Members of Free Burma Rangers, a humanitarian aid group that provides hands-on medical aid to ethnic minority villagers in Myanmar’s border region, were among the few outside witnesses who were able to see Myanmar jet fighter jets drop two bombs in an airstrike Impacts On January 12, a bomb attack occurred in Lihua Village in northern Kayin State. They observed the bombing from a distance and rushed to the village to provide assistance.
“Bombs destroyed two churches and schools, among other buildings,” the Rangers said in an account distributed to their supporters.
The victims included a 3-year-old child and her mother, a Catholic deacon, another priest and a villager who helped in the church. “He was blown to pieces by the explosion, leaving only his stumps.”
David Eubank, a former member of the U.S. Army Special Forces and founder of the Free Burma Rangers, told The Associated Press in a text message last week that since taking over in 2021, the Burmese military has come “with speed and force that we have never seen before.” in our 30 years of humanitarian relief work.”

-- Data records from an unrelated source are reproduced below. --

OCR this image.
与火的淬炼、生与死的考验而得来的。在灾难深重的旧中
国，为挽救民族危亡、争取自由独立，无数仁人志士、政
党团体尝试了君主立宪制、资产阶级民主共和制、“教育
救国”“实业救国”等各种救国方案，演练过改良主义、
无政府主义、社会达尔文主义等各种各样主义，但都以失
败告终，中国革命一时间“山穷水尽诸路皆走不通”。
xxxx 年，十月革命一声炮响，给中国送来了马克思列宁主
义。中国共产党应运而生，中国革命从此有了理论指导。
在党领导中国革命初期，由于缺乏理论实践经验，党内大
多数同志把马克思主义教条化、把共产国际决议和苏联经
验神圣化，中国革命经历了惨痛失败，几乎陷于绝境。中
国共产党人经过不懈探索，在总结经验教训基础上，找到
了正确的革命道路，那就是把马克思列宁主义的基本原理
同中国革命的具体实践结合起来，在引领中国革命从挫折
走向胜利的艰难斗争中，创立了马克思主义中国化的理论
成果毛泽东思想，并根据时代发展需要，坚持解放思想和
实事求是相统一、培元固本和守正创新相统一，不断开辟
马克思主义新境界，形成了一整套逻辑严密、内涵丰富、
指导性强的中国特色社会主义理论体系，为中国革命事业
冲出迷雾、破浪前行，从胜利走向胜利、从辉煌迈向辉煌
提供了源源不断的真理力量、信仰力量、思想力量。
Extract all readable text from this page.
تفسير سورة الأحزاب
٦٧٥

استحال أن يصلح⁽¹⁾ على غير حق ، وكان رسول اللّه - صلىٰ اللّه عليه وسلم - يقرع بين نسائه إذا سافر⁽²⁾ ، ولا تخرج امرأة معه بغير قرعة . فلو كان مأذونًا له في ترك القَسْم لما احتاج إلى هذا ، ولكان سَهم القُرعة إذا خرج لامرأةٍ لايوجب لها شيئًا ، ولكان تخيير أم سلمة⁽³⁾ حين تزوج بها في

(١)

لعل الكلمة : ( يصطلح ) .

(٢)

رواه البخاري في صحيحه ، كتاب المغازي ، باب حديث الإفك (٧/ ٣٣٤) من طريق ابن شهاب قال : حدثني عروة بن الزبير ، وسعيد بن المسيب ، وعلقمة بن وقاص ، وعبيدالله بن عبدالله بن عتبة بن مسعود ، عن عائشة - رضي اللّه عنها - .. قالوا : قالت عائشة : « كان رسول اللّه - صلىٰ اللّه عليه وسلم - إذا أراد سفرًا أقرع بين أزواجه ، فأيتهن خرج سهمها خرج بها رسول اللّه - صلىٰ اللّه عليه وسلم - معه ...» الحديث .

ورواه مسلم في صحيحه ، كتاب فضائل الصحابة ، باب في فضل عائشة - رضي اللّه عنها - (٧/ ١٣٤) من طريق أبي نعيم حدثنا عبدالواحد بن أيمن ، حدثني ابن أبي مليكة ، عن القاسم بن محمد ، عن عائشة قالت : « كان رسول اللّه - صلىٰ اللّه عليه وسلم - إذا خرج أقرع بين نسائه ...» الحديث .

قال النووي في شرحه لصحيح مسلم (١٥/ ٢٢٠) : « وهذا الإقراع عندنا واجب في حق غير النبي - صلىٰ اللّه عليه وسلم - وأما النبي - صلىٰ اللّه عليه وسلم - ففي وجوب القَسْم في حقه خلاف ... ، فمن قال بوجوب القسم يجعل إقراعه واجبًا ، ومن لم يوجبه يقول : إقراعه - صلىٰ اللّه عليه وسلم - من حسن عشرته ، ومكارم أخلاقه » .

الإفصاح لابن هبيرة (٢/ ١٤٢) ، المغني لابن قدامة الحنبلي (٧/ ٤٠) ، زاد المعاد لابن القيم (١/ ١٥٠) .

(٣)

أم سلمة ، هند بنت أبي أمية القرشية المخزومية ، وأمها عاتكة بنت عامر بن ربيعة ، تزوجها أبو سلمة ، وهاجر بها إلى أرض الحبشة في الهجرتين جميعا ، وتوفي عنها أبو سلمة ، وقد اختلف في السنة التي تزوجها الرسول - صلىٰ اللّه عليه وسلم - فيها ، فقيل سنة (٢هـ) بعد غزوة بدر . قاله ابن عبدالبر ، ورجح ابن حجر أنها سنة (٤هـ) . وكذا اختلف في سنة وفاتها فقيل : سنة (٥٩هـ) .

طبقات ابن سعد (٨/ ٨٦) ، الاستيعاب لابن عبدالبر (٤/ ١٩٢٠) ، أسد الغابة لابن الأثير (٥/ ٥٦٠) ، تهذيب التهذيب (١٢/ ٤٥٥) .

“After the coup in Karen State, we witnessed the first airstrikes in the villages around us, resulting in civilian casualties, many of them women and children we were treating at the clinic,” Eubank said. He has seen Yak-130 and MiG-29 and K-8 jet fighters bombing, strafing and rocketing villages and clinics on an almost daily basis in the last year.
“I witnessed 10 people being killed in different bombings and before we got there, I went to other areas where many more people were killed. We also saw Hind attack helicopters in February. Almost Rockets and machine guns are being fired at villages every day.
Opponents of military rule have had little access to advanced weapons to counter air strikes. Their supporters have urged a ban on the sale of aviation fuel to Myanmar to thwart airstrikes.
The European Union has imposed an arms embargo on Myanmar and banned the use of equipment that could be used for internal repression or to monitor communications. The United States prohibits any business dealings with the Burmese military and its key cronies and proxies.
“These airstrikes destroy homes, terrorize civilians, and kill or injure victims. But if planes can’t refuel, they can’t fly out and wreak havoc,” Amnesty International Secretary-General Agnès Callamard said on 11 month said. “Today, we call on suppliers, shipping agents, ship owners and marine insurance companies to exit the supply chain that benefits the Myanmar Air Force.”